Protesters shout slogans against the government during a demonstration, which also involved counter-protesters who are in support of the government, amidst the coronavirus disease (COVID-19) outbreak, in Havana, Cuba July 11, 2021.
Protesters shout slogans against the government during a demonstration, which also involved counter-protesters who are in support of the government, amidst the coronavirus disease (COVID-19) outbreak, in Havana, Cuba July 11, 2021. Reuters / ALEXANDRE MENEGHINI

On July 11 last year, Cuba appeared poised for political change.

Protests - the largest since the late Fidel Castro took power in 1959 - rocked the Communist-run island as Cubans poured onto the streets demanding social and economic reform.

But the rallies were short-lived. Cuban authorities have since sentenced hundreds to jail time on charges from public disorder to sedition, prompting activists to allege rights violations. Other dissidents, under pressure and seeing momentum fizzle, have fled the island.

More than 140,000 Cubans, from all walks of life, have left for the United States since October, U.S. government figures show, the largest exodus from Cuba in decades.

That migration, combined with a more generalized crackdown on dissent, has left in limbo the legacy - and future - of one of the boldest protest movements since the start of the Cuban revolution, analysts say.

"Discontent has to a large extent left the country," said Bert Hoffmann, a Latin America expert at the German Institute of Global and Area Studies. "To be sustainable over time, (the movement) needs organization."

One year later, Cuban exiles and supporters outside the country have called for rallies to mark the date, but there is little sign of plans for organized protests on the island itself.

More than a dozen dissident-leaders, in public statements or interviews with Reuters, say that is because Cuban authorities have left them with an unpalatable choice: stay quiet, get off the island, or go to jail.

"It was an impossible decision," said Cuban Carolina Barrero in an interview from Santiago, Chile. Barrero is a member of Cuba's San Isidro Movement, an artist-activist collective that predated the July 2021 protests.

Barrero, also a Spanish citizen, said authorities gave her 48 hours to leave Cuba earlier this year, which she called part of a "witch hunt" following the rallies.
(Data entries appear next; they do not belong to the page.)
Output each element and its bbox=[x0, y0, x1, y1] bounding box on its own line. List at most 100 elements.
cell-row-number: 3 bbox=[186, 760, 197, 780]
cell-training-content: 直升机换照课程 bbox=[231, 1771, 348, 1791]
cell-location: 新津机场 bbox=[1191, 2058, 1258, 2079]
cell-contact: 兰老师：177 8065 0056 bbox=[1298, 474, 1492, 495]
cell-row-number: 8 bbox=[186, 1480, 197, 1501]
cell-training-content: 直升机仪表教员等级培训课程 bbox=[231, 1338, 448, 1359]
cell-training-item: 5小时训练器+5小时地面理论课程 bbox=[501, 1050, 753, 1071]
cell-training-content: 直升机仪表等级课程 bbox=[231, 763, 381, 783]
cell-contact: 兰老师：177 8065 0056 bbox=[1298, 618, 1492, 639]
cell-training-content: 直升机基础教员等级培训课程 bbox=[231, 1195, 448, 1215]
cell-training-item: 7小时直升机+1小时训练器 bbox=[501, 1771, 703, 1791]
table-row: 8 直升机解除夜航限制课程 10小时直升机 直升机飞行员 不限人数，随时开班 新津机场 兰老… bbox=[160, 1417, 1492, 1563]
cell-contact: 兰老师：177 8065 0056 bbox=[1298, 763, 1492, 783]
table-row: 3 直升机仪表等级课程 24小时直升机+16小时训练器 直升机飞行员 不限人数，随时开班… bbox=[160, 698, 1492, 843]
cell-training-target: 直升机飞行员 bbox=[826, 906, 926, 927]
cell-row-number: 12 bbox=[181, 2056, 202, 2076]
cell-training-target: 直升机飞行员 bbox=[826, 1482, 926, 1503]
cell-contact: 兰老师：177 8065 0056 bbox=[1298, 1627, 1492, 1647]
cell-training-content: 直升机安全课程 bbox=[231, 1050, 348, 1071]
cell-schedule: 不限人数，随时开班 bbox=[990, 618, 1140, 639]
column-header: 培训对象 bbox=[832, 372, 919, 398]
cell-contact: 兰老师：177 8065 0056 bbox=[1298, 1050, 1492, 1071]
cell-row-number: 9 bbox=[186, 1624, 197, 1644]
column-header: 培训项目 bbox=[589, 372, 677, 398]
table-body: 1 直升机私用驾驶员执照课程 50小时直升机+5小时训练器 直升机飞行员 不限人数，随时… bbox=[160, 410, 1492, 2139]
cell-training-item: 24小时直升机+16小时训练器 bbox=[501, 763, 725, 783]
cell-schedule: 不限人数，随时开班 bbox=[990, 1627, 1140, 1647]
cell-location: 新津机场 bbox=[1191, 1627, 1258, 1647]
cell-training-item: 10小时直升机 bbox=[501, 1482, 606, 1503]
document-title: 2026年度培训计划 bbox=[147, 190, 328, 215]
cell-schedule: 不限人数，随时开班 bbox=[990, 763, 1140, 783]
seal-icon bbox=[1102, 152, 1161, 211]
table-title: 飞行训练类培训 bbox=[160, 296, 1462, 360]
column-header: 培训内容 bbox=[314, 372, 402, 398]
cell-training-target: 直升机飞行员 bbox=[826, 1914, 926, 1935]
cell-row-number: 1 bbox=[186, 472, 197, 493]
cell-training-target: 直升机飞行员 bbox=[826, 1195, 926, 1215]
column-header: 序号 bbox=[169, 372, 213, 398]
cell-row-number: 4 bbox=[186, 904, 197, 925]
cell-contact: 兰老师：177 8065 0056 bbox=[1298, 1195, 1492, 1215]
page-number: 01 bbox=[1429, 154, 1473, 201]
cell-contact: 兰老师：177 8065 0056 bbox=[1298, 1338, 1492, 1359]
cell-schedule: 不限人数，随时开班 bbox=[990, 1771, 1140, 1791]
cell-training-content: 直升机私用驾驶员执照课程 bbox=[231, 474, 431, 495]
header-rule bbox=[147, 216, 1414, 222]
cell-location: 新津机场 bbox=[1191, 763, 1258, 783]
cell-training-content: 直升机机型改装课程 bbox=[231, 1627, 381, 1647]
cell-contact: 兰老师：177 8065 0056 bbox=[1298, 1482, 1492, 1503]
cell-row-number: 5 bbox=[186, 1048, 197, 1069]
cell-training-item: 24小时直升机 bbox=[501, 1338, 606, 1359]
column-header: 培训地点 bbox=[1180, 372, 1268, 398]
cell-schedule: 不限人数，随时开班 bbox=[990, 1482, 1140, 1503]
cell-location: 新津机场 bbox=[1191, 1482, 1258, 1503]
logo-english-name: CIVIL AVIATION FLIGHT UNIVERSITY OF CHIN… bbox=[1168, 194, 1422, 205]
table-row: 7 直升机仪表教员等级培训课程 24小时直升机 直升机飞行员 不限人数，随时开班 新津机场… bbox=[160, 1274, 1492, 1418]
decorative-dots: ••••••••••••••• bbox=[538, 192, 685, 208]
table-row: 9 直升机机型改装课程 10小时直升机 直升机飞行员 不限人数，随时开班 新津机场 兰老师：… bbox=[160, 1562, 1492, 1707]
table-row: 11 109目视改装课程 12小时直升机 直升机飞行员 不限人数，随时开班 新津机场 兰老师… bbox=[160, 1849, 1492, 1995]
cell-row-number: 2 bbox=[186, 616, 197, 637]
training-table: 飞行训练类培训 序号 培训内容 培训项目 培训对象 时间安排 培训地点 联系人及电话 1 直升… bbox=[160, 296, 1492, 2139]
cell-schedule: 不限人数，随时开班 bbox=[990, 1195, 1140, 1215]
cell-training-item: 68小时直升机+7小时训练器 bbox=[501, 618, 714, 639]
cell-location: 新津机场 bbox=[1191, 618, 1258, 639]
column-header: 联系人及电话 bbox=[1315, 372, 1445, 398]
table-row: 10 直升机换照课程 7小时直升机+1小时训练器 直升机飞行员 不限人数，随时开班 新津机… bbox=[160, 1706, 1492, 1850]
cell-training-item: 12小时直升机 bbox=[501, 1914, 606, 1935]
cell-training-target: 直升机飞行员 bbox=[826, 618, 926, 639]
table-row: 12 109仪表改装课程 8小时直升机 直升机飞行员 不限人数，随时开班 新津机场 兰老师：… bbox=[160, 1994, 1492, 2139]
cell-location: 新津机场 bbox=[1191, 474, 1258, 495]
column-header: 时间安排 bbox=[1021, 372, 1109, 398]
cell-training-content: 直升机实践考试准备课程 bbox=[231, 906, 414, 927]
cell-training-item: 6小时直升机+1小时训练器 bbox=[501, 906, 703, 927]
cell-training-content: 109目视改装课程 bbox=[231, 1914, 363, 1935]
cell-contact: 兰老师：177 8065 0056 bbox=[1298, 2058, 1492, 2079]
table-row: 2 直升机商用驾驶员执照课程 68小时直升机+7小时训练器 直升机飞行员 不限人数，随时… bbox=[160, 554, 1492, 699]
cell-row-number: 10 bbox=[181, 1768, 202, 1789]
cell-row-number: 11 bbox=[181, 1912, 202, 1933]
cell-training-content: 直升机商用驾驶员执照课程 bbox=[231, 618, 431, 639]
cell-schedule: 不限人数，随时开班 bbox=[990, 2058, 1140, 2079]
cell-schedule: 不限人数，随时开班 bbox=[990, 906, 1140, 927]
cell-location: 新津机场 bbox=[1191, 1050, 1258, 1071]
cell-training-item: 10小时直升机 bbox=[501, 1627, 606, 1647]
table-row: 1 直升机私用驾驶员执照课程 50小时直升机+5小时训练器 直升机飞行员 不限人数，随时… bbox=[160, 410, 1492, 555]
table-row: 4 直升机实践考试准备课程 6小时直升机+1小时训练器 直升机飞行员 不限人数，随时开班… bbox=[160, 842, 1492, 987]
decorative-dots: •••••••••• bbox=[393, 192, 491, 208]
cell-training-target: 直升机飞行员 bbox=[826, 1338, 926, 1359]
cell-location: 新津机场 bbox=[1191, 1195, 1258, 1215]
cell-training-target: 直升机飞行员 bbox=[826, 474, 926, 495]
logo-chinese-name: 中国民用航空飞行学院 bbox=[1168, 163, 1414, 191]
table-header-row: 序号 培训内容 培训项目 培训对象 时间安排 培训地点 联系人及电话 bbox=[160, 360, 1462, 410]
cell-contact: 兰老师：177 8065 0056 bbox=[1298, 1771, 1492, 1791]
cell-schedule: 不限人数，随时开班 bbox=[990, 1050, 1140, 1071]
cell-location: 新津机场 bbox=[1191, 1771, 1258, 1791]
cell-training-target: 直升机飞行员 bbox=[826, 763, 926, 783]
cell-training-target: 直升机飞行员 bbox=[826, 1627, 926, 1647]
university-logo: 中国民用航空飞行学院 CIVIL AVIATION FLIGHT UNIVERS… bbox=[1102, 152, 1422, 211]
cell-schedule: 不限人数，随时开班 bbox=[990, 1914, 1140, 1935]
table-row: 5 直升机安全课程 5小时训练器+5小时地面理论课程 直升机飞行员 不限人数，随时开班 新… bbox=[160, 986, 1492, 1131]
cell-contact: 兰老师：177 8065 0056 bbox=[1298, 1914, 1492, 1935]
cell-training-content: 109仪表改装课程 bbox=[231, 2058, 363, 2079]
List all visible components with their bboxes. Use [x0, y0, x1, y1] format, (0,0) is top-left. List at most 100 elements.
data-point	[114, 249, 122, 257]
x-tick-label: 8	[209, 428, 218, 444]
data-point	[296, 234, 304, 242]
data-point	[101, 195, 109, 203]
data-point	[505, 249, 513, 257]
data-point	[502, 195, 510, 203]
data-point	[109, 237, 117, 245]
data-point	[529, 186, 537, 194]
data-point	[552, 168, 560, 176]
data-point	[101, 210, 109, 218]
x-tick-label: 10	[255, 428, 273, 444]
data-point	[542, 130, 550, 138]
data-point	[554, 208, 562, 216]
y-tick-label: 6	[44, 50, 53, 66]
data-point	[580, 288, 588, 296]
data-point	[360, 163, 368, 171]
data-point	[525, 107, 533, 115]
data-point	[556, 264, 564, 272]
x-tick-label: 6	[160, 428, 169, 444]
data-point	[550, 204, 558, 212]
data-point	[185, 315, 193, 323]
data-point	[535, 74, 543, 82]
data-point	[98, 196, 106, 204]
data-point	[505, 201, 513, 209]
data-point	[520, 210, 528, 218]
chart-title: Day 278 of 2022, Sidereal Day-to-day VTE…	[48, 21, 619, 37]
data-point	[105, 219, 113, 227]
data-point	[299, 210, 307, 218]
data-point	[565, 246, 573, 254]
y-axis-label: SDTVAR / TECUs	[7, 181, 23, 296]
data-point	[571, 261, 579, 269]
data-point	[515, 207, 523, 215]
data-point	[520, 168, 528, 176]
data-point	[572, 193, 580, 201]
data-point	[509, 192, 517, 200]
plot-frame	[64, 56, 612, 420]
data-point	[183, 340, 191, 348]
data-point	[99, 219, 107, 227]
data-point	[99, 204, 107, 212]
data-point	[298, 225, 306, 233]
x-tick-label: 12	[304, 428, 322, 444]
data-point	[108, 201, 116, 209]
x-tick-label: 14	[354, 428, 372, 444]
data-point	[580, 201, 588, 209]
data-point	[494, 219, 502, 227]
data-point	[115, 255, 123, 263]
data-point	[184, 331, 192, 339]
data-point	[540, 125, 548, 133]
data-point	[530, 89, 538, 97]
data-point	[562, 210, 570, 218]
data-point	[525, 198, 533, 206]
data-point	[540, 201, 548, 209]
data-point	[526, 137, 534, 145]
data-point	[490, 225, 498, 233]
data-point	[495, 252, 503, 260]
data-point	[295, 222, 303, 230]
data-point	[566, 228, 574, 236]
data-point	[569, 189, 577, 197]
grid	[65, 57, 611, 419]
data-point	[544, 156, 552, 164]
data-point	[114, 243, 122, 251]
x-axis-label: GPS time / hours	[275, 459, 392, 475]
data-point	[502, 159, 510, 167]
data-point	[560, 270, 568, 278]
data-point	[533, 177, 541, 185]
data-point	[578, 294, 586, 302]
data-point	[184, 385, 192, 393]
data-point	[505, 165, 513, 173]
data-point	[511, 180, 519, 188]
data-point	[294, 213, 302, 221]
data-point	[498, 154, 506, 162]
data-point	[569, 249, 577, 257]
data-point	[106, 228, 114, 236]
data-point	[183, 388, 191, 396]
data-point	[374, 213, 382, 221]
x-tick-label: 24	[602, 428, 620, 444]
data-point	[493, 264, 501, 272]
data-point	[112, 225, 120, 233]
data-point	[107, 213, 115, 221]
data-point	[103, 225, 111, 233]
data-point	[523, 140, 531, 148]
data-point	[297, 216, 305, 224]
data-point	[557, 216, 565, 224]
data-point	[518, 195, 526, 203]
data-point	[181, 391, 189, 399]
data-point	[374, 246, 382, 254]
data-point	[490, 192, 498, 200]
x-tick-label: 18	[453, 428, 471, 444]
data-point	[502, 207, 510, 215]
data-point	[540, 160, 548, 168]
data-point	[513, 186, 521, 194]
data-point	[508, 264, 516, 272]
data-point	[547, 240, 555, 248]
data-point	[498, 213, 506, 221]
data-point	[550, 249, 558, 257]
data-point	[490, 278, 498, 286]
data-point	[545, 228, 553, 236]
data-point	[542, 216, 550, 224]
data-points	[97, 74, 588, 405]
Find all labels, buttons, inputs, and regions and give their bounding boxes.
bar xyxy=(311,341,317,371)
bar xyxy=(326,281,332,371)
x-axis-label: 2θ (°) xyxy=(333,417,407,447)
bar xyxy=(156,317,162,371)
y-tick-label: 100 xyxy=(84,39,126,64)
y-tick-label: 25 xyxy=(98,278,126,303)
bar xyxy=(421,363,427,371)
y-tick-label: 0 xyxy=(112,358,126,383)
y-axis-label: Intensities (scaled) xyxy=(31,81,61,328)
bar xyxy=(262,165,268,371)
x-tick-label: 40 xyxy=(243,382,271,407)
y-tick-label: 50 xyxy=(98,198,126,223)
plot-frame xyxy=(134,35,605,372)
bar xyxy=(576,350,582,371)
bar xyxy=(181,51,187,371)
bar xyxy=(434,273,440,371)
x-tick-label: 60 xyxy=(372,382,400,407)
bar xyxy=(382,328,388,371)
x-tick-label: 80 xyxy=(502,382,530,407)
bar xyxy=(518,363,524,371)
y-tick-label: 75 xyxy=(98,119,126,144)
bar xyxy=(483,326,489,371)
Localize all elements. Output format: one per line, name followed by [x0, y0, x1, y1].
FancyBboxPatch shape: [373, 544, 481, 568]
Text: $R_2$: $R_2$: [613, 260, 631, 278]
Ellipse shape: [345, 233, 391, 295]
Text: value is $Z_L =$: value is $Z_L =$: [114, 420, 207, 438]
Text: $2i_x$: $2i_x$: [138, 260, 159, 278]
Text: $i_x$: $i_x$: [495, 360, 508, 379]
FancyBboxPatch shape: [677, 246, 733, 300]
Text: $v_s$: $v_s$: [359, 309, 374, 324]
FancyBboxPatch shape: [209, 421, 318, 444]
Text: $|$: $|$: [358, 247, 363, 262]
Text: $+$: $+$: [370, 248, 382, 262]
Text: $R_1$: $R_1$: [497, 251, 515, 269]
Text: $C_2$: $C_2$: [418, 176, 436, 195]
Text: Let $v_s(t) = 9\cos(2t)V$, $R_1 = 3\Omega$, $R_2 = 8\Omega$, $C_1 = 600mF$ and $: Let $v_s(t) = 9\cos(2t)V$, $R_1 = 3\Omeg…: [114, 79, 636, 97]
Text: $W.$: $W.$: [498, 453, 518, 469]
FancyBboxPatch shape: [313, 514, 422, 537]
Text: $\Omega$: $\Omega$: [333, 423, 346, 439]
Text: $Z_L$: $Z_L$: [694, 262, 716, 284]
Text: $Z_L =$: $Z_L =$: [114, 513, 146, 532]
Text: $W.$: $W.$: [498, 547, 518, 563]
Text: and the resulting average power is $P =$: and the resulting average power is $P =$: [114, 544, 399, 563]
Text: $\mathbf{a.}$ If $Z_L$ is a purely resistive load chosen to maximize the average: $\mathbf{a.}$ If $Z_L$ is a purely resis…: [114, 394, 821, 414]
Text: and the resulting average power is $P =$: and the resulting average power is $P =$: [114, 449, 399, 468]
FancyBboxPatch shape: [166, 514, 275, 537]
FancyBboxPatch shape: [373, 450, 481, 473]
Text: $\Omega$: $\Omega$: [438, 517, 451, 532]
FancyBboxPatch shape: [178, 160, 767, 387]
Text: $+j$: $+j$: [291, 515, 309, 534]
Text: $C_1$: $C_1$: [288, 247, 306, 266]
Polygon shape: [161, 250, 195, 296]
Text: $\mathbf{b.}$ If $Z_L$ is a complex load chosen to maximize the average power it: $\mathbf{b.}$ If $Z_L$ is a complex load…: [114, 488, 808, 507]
Nonetheless, the protests have left a mark, she said.

"They managed to inspire, to break a barrier," Barrero said. "(The Cuban government) knows perfectly well that the tensions are still there, and that any little protest could explode."

Cuba says the July 11 protests were fomented by the United States, and that together with tighter economic sanctions, seek to topple the government. The United States says the protests were spontaneous and denies that it provoked them.

Cuban authorities did not reply to a request for comment on this story.


While last year's protests have faded, the economic crisis seen as their catalyst has not. Long lines for food, public transport, fuel and medicine stoke frustration. Energy blackouts are frequent.

President Miguel Diaz-Canel has taken note. He has tasked his government to be more responsive, and recently launched a program to help improve infrastructure and refurbish over 1,000 impoverished neighborhoods in the country.

Some protest leaders, many overseas, dream of making a comeback. Arturo Lopez-Levy, a U.S.-based Cuban political expert, said they need, however, to regain touch with the real source of anger among Cubans: the economy.

"The opposition, in its agenda, is increasingly disconnected," he said.

Anamely Ramos, another leader of the San Isidro movement now outside Cuba, said global attention had meant the "movement expanded in a way that we ourselves could not control."

"This made it stronger but also made it more vulnerable," she said.

Ramos said the group's leaders were repeatedly detained and questioned and that she too had felt pressure to leave. She has twice tried to return home but been denied entry as "inadmissible," without explanation, according to a Cuban Interior Ministry document viewed by Reuters.

San Isidro is now trying to reimagine itself off-island, she said, adding she believed there was a roll for activism both in and outside of the country.

Cuban state media has called San Isidro part of a U.S.-directed "soft coup" attempt, charges the group denies.

Long-time pro-democracy activist Manuel Cuesta Morua, a rare organizer still living on the island, said he feels increasingly alone.

While another July 11 seems unlikely, he said, he was optimistic there would be "many mini-July 11s."

"I believe that the protests are here to stay in Cuban society," he said.